Conditions can be combined with and/or:

{"score": {"and": [{"gte": 600}, {"lt": 750}]}}  →  >= 600 and < 750
{"tier": {"or": [{"eq": "A"}, {"eq": "B"}]}}     →  ("A") or ("B")

Model Lifecycle

Built-in vs Runtime Models

TypeHow AddedStorageEvaluated By
Built-inBundled in classpath at build timeClasspath (src/main/resources/dmn/)Kogito DecisionModels
RuntimeUploaded via POST /models/uploadFilesystem (/app/models/)RuntimeDmnEvaluator

Model Storage

Runtime models are persisted in two places:

  • Filesystem — DMN XML files in the models/ directory (Docker volume /app/models)
  • Redis — Model registry metadata (model_id, version, name, status, file path, uploaded timestamp)

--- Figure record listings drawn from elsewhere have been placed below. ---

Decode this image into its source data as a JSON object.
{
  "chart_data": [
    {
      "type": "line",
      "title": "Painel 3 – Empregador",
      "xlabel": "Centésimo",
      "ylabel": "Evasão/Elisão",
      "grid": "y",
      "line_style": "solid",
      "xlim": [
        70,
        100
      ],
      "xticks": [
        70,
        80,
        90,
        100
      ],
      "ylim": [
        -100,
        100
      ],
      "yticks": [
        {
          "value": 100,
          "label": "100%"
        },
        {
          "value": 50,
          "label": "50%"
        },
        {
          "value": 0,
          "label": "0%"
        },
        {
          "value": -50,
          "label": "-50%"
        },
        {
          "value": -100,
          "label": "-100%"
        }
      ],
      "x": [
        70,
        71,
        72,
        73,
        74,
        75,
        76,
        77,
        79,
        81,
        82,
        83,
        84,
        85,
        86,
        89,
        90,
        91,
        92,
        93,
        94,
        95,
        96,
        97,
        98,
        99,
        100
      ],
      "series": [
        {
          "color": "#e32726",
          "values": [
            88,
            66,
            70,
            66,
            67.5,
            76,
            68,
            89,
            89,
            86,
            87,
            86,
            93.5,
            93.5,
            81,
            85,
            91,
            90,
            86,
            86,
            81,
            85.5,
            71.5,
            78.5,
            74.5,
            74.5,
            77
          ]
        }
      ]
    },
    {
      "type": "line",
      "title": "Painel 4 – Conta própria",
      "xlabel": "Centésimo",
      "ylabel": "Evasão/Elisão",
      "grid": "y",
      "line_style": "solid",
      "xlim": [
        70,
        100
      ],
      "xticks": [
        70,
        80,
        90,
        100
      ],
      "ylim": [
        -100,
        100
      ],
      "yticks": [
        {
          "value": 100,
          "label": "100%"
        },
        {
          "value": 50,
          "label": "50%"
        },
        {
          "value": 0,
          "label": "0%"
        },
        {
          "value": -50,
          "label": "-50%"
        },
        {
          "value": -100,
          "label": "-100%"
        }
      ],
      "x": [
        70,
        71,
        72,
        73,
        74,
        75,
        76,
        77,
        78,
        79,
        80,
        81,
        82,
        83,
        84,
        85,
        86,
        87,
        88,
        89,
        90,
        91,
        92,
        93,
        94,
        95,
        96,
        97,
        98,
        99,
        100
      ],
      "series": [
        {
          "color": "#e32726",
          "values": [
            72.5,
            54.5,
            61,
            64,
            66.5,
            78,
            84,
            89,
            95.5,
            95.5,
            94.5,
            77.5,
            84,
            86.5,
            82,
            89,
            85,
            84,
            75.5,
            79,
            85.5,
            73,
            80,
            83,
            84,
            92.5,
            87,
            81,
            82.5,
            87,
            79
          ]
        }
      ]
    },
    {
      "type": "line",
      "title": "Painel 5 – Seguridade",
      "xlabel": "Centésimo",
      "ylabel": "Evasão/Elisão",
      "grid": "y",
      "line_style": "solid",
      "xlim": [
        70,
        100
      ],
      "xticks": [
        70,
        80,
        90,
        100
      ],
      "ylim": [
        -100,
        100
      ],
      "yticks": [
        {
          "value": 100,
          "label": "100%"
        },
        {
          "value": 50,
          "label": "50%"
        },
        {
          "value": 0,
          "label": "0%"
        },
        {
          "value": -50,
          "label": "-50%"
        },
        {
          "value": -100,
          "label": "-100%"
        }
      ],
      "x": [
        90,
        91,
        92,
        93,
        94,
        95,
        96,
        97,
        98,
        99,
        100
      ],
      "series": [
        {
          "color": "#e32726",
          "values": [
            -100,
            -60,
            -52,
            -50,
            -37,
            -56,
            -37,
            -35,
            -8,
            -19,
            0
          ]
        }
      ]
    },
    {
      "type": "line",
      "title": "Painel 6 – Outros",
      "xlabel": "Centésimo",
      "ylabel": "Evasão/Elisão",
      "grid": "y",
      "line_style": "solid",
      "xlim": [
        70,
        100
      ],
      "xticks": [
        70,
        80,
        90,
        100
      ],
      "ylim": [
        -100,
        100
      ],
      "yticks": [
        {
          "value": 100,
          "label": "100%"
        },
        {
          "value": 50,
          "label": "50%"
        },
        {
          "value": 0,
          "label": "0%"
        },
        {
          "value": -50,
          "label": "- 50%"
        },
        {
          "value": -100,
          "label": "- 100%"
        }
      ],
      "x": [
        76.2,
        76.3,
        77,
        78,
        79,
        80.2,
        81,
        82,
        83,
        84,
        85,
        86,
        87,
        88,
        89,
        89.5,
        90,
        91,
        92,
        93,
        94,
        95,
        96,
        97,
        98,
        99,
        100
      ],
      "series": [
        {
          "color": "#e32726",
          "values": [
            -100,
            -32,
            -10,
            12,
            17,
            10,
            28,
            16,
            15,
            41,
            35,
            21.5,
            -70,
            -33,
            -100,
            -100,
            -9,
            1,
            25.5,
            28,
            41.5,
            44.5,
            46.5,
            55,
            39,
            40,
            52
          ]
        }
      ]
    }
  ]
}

On startup, the ModelRepository loads from Redis and also scans the filesystem for orphaned .dmn files (e.g., if Redis was flushed but the volume persisted).

Decision Templates

PowerDecision ships with 7 pre-built templates in decision-templates/. Each template is a complete wizard JSON file that can be uploaded directly via the model upload API:

  • Loan Approval — Credit score, income, employment, debt-to-income analysis
  • Credit Limit Determination — Dynamic credit limits from risk factors
  • Customer Risk Classification — Risk tier assignment for underwriting
  • Fraud Detection — Transaction scoring and suspicious activity flagging
  • Insurance Premium Calculation — Premium pricing from risk profiles
  • Product Recommendation — Product suggestions from customer attributes
  • Support Ticket Routing — Priority assignment and department routing

Job Execution

Decisions are executed through an asynchronous job model:

  1. POST /decisions creates a job with status PENDING and returns a jobId
  2. The DecisionService resolves the model (Kogito or runtime)
  3. Status moves to PROCESSING during evaluation
  4. On success: result is stored with status SUCCESS
  5. On failure: error details stored with status ERROR
  6. GET /decisions/{jobId} returns the current status and result

The response includes decision (result data), explanation (matched rules, confidence), and metadata (timing information).

PDP Integration

PowerDecision serves the Decide phase in the PDP (Predict-Decide-Plan) pipeline:

  PowerForecast   →   PowerDecision   →   PowerSolver
  (Predict)           (Decide)             (Plan)
                      │
                      ├── Receives forecast context
                      ├── Evaluates business rules
                      └── Returns decision + explanation

When called by PowerOrchestrator, the decision context typically includes forecast outputs from a previous pipeline stage. The decision result flows to PowerSolver for constraint-based planning.

Health Endpoint: PowerOrchestrator monitors PowerDecision via GET /q/health (Quarkus SmallRye Health). The custom /health/liveness and /health/readiness endpoints are also available.